Questo protocollo descrive l'esecuzione di una craniectomia utilizzando un trapano pneumatico ad alta velocità su un maiale Landrace danese di 3 mesi. L'accesso avviene attraverso l'osso frontale e rivela la dura madre ventrale e gli emisferi cerebrali sottostanti. Questa procedura consente l'accesso a gran parte del cervello del maiale.

Abstract

L'uso dei suini come modello animale sperimentale è particolarmente rilevante nella ricerca neuroscientifica, poiché il sistema nervoso centrale (SNC) suino e umano condividono molte importanti proprietà funzionali e architettoniche. Di conseguenza, si prevede che i suini avranno un ruolo sempre più importante nella ricerca futura su varie malattie neurologiche. Qui viene descritto un metodo per eseguire una craniectomia anteriore attraverso l'osso frontale suino. Dopo un'incisione sulla linea mediana e la successiva esposizione dell'osso frontale suino, vengono utilizzati punti di riferimento anatomici per garantire la posizione ottimale della craniectomia. Con un assottigliamento attento e graduale dell'osso frontale con una fresa arrotondata, si ottiene un'apertura rettangolare verso la dura madre e gli emisferi cerebrali sottostanti. Il metodo presentato richiede alcuni materiali chirurgici, tra cui un trapano pneumatico ad alta velocità, e un certo grado di esperienza chirurgica. Le potenziali complicanze includono lesioni involontarie della dura madre o del seno sagittale dorsale. Tuttavia, il metodo è semplice, efficiente in termini di tempo e offre un alto grado di riproducibilità per i ricercatori. Se eseguita correttamente, la tecnica espone un'ampia porzione del cervello di maiale non interessato per vari neuromonitoraggi o analisi.

Introduzione

In generale, i modelli animali vengono utilizzati quando limitazioni pratiche e/o etiche vietano l'uso di pazienti umani per esaminare malattie o testare metodi chirurgici. Nuovi modelli animali sono generalmente stabiliti per fornire nuove conoscenze con valore traslazionale alle condizioni umane. I roditori sono spesso utilizzati per considerazioni pratiche e finanziarie, ma hanno un valore traslazionale limitato per l'uomo, soprattutto a causa di sostanziali differenze anatomiche1. I maiali, tuttavia, offrono diversi vantaggi rispetto ai roditori. Non solo i maiali condividono diverse caratteristiche anatomiche, fisiologiche, metaboliche e genetiche chiave con gli esseri umani, ma le dimensioni dei sistemi di organi suini possono essere abbinate al peso per assomigliare agli organi umani 2,3. Ciò conferisce ai suini un ruolo unico tra i modelli animali chirurgici e nell'addestramento procedurale4. Sebbene l'uso di modelli suini richieda determinate capacità pratiche e finanziarie rispetto all'uso di roditori, i suini offrono un'opzione più accettabile sia dal punto di vista finanziario che etico rispetto all'uso di primati non umani.

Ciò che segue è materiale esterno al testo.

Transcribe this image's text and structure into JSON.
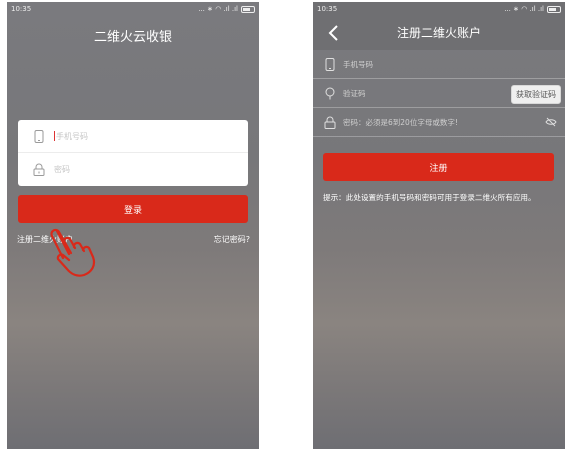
{
  "login": {
    "status_time": "10:35",
    "status_icons": "... ∗ ◠ .ıl .ıl",
    "title": "二维火云收银",
    "phone_placeholder": "手机号码",
    "password_placeholder": "密码",
    "login_button": "登录",
    "register_link": "注册二维火账户",
    "forgot_link": "忘记密码?"
  },
  "register": {
    "status_time": "10:35",
    "status_icons": "... ∗ ◠ .ıl .ıl",
    "title": "注册二维火账户",
    "phone_placeholder": "手机号码",
    "code_placeholder": "验证码",
    "get_code_button": "获取验证码",
    "password_placeholder": "密码：必须是6到20位字母或数字!",
    "submit_button": "注册",
    "tip": "提示：此处设置的手机号码和密码可用于登录二维火所有应用。"
  },
  "colors": {
    "accent_red": "#d9291a",
    "screen_gray": "#77777a",
    "header_gray": "#6f6f72"
  },
  "icons": [
    "phone-icon",
    "lock-icon",
    "back-arrow-icon",
    "location-pin-icon",
    "eye-hidden-icon",
    "pointing-hand-icon",
    "battery-icon"
  ]
}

Il cervello suino è di particolare interesse nella ricerca traslazionale delle neuroscienze. In primo luogo, l'architettura del cervello di maiale è simile a quella del cervello umano, poiché entrambi sono a predominanza della sostanza bianca e girrencefalici 3,5,6. In secondo luogo, le maggiori dimensioni del cervello nei suini rispetto ai roditori consentono l'uso di apparecchiature chirurgiche e varie modalità di imaging equivalenti a quelle utilizzate in ambito clinico 7,8. Di conseguenza, negli ultimi decenni sono stati ampiamente utilizzati vari modelli suini nella ricerca neuroscientifica9. La maggior parte di questi modelli di SNC suino, tuttavia, richiede un'analisi diretta del tessuto cerebrale, che può essere ottenuta in vari modi (ad esempio, impianto di cateteri o elettrodi, biopsie tissutali, ecc.) 10. Poiché la maggior parte di queste modalità richiede un certo grado di strumentalizzazione e l'accesso diretto al cervello, è necessario considerare diversi approcci per l'accesso chirurgico.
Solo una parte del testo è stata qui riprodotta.